Most investors don’t lose deals because they can’t negotiate. They lose deals because their CRM is chaos and follow-up doesn’t happen — which is why those systems are often the first things delegated to a VA.

  1. Clean duplicate leads and merge contact records.
  2. Update statuses after calls, texts, appointments, and offers.
  3. Create tags and segments by location, motivation, list type, and timeline.
  4. Build drip sequences for leads that need warming up.
  5. Audit your pipeline weekly to surface stalled leads and missing follow-ups.
  6. Maintain a daily “hot lead” queue so nothing serious gets ignored.
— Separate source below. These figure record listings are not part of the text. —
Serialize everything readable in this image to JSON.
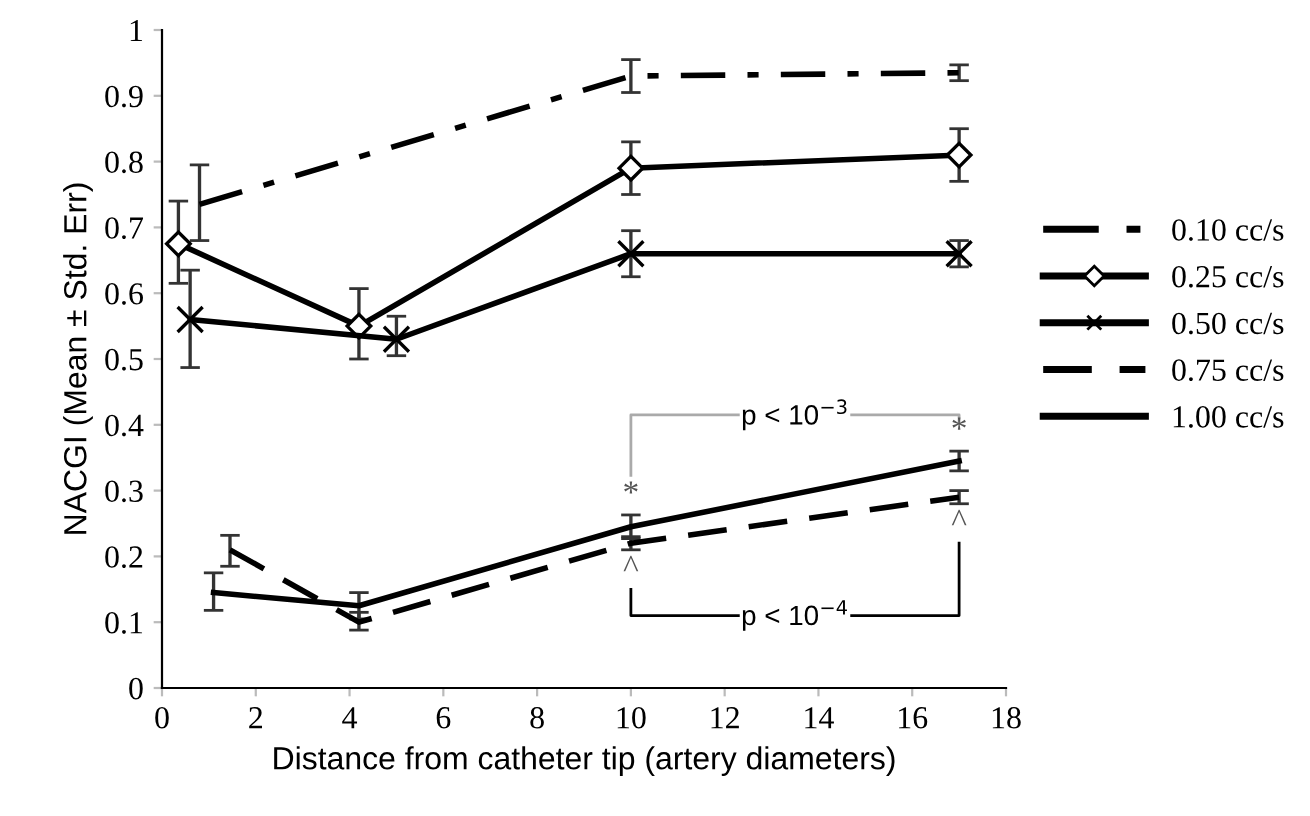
{
  "chart_data": {
    "type": "line",
    "xlabel": "Distance from catheter tip (artery diameters)",
    "ylabel": "NACGI (Mean ± Std. Err)",
    "xlim": [
      0,
      18
    ],
    "xticks": [
      0,
      2,
      4,
      6,
      8,
      10,
      12,
      14,
      16,
      18
    ],
    "ylim": [
      0,
      1
    ],
    "yticks": [
      0,
      0.1,
      0.2,
      0.3,
      0.4,
      0.5,
      0.6,
      0.7,
      0.8,
      0.9,
      1
    ],
    "grid": false,
    "legend": "right",
    "series": [
      {
        "name": "0.10 cc/s",
        "color": "#000000",
        "line_style": "dashdot",
        "marker": "none",
        "x": [
          0.8,
          10,
          17
        ],
        "values": [
          0.735,
          0.93,
          0.935
        ],
        "errors": [
          [
            0.68,
            0.795
          ],
          0.025,
          0.012
        ]
      },
      {
        "name": "0.25 cc/s",
        "color": "#000000",
        "line_style": "solid",
        "marker": "diamond",
        "x": [
          0.35,
          4.2,
          10,
          17
        ],
        "values": [
          0.675,
          0.55,
          0.79,
          0.81
        ],
        "errors": [
          [
            0.615,
            0.74
          ],
          [
            0.5,
            0.607
          ],
          0.04,
          0.04
        ]
      },
      {
        "name": "0.50 cc/s",
        "color": "#000000",
        "line_style": "solid",
        "marker": "cross",
        "x": [
          0.6,
          5,
          10,
          17
        ],
        "values": [
          0.56,
          0.53,
          0.66,
          0.66
        ],
        "errors": [
          [
            0.487,
            0.635
          ],
          [
            0.505,
            0.565
          ],
          [
            0.625,
            0.695
          ],
          0.02
        ]
      },
      {
        "name": "0.75 cc/s",
        "color": "#000000",
        "line_style": "dashed",
        "marker": "none",
        "x": [
          1.45,
          4.2,
          10,
          17
        ],
        "values": [
          0.21,
          0.1,
          0.22,
          0.29
        ],
        "errors": [
          [
            0.185,
            0.232
          ],
          [
            0.088,
            0.115
          ],
          0.01,
          0.01
        ]
      },
      {
        "name": "1.00 cc/s",
        "color": "#000000",
        "line_style": "solid",
        "marker": "none",
        "x": [
          1.1,
          4.2,
          10,
          17
        ],
        "values": [
          0.145,
          0.125,
          0.245,
          0.345
        ],
        "errors": [
          [
            0.118,
            0.175
          ],
          0.02,
          0.018,
          0.015
        ]
      }
    ],
    "annotations": [
      "*",
      "*",
      "p < 10$^{−3}$",
      "^",
      "^",
      "p < 10$^{−4}$"
    ]
  }
}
Marketing and dispositions support tasks

If you wholesale or do assignments, outsourcing this set of tasks can save you a ridiculous amount of time every week.

  1. Post properties to Facebook groups, Craigslist, and other platforms you use.
  2. Respond to initial buyer inquiries and route serious buyers to you.
  3. Maintain your cash buyers list (remove bounces, tag buyer criteria, keep it usable).
  4. Prepare simple property summaries (features, access notes, timeline, photos link).
  5. Send email blasts to segmented buyers (not the entire list every time).
Transaction coordinator virtual assistant tracking contracts and closing milestones
Transaction coordinator virtual assistants help keep deals organized after contract.

Transaction coordination support tasks

Transaction coordinator work is a specialized real estate VA role focused on moving deals forward after contract. Scope depends on experience and state requirements, but the support tasks below are common.

  1. Track contract milestones (earnest money, inspection periods, closing date, addenda).
  2. Follow up with title and keep a simple “what’s pending” checklist updated.
  3. Organize documents (contracts, disclosures, IDs, payoff letters, invoices, etc.).
  4. Send signature requests through your e-sign platform and confirm completion.
  5. Keep parties updated on simple milestones (without playing attorney or agent).

Note: if your state requires licensing for certain transaction coordinator duties, don’t assign those tasks unless properly licensed.

What to delegate first (if you want results fast)

If you’re hiring your first REVA, these are usually the easiest “hand-off wins”:

  • Inbound lead intake + missed call callbacks
  • Follow-up texts to warm leads
  • CRM status updates + follow-up task creation
  • Cold calling (once your script and lead labels are set)

The handoff checklist (so you don’t waste the hire)

If you want this to feel smooth (instead of chaotic), give your VA:

  • A script (even a rough one is better than nothing)
  • Your definitions for “hot,” “warm,” “cold,” and “dead” leads
  • Clear rules for when to book an appointment vs. when to follow up
  • CRM standards (required fields, note format, tags)
  • A daily scoreboard (dials, conversations, appointments, follow-ups completed)

Want help finding someone who can handle these tasks without training from scratch? Post a role or explore how investors use REVA Hire →

Common mistake: hiring “a VA” instead of hiring for a role

Investors get burned when they hire a generalist and hope the person becomes a cold caller, lead manager, CRM admin, and transaction coordinator all at once. You’ll get better results faster if you hire for one primary role first—then expand once the systems are stable.

If you’re ready to hire, start with the role you need most—lead intake, cold calling, CRM support, or transaction coordination—and work from there. Find real estate virtual assistant roles by specialty→

Quick recap

A real estate virtual assistant can save investors hours each week by owning repeatable tasks: lead intake, follow-up, cold calling support, CRM cleanup, marketing/dispo support, and transaction coordination support. The key is simple: delegate the work that has clear rules and a clear finish line.